By Donella Meadows
–January 15, 1998–
The Washington Post quotes a portfolio manager for Asian mutual funds: “We do not get a very good grade for spotting Asia’s problem.” Michael Sivy, chief investment strategist at Money magazine, says, “Everyone is genuinely surprised by the decline.” He’s the one who wrote an article titled: “How to Cash in on the Asia Boom,” which came out right before Thailand’s currency plunged, setting off an economic implosion that isn’t over yet.
Not everyone is surprised. Many people in the real world and even some in the crazed world of international finance knew the Asian bubble was being blown up to the bursting point.
It didn’t take a rocket scientist. I was in Bangkok in 1994, stuck in a bus in one of that city’s classic traffic jams with 20 environmentalists from 12 Asian countries. We could see around us at least 50 huge construction cranes hovering over high-rises on their way up. “Who is going to occupy all those offices and condos?” we asked our Thai colleagues, who shrugged helplessly. Now Bangkok has $20 billion worth of unsold office towers and residential complexes.
Anyone who was willing to look could see it coming. The earlier financial crash in Japan caused global investors to pull their money out of there and look for someplace else where it could multiply. Cash poured out of Hongkong too, ahead of the Chinese takeover. New fortunes in Taiwan and Korea couldn’t be invested profitably in those overcrowded, overbuilt countries. But Thailand, Malaysia, Indonesia were hot. Billions flowed in to build golf courses, luxury real estate, factories where people worked for a pittance making toys and clothes and electronics for export. Corrupt governments and public subsidies greased the way.
The boom didn’t begin to put enough wealth in the hands of ordinary folks to create demand for what was being built. The rest of the world slowed its demand for Asia’s exports too, as $30 a week Asian wages undercut the incomes of billions of workers elsewhere.
Because the Asian economy grew so fast (doubling in less than 10 years), it overshot a long way before banks began to notice and admit that new shopping centers and hotels were not repaying their loans. The full extent of the disaster is probably still not admitted; every week a bit more gets revealed. But at the first wobble of the Thai baht last April, currency speculators closed in, financial capital began to flee, and the hysteria that overpumped asset values began to work in reverse.
The history of capitalism is full of such booms and busts. From tulip bulbs in Holland to 1929 New York stocks, from Florida real estate to Tokyo real estate, foolish money has piled onto trends, vastly overvalued real wealth, and crashed.
It would be nice if we could learn from this process.

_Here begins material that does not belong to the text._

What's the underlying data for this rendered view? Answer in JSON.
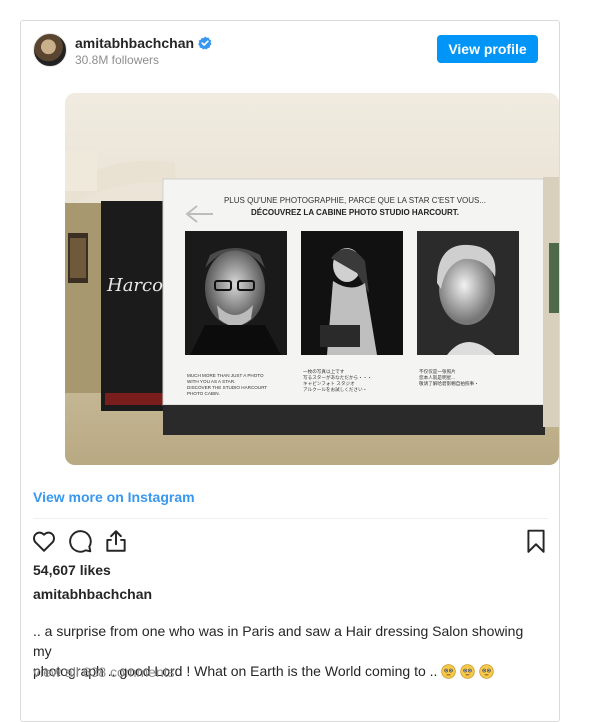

One lesson we should learn fast, because we’re getting it wrong again, is that the people who are most hurt by financial crashes are not the investors and bankers who create the problem, but the larger population that gets savaged by the downward plunge. In Seoul and Jakarta right now, people are thronging supermarkets, turning their remaining money, whose value is dropping daily, into rice, sugar, flour, noodles, and toilet paper. Meanwhile Suthasini Keoleklai in Thailand is one of 499 seamstresses who lost their jobs when the PAR garment factory abruptly shut down. She’d been working there for ten years, since she was 19, and had been earning $3.50 a day. Now she can’t find a job anywhere. The plummeting Thai economy has put as many as two million low-income workers on the street.
Last to benefit, first to suffer, the millions who lose what little purchasing power they had are the key to pulling the economy back up, if they can be supported through the hard times. The IMF and World Bank and central banks have it backward when they rescue big capital (with taxes collected from the workers of other countries) while requiring governments to pull back social supports that keep consumer demand up.
Another lesson is that the free flow of capital is not necessarily a good thing. It can be a dangerous, self-deluded, destabilizing thing. The Asian crash may have come just in time to derail the next global trade agreement, called the Multilateral Agreement on Investment, which aimed to tear down any control a government like Thailand might use to prevent money from flooding in or out at the touch of a speculator’s computer buttons. What’s needed is not only national controls on capital accountability, but also the “Tobin tax,” proposed years ago by economist James Tobin, to be levied against short-term currency exchanges. Such a tax would slow down knee-jerk money flows without discouraging serious long-term investment.
Another important lesson: trade, dependence on export income and foreign capital, winning economic competition by undercutting wages, these all make a shaky foundation for any economy. A solid economy builds up its capacity to supply its own domestic demand, and it supports domestic demand by protecting workers and incomes. That doesn’t mean no trade. It just means trade is not a god with no other gods before it.
The biggest lesson of all is that capitalism has many virtues, but it is far from flawless. It is no magic potion in which to put all social trust. In fact capitalism can be amazingly blind to things that ordinary citizens, who look at the real economy instead of flows of money, can plainly see.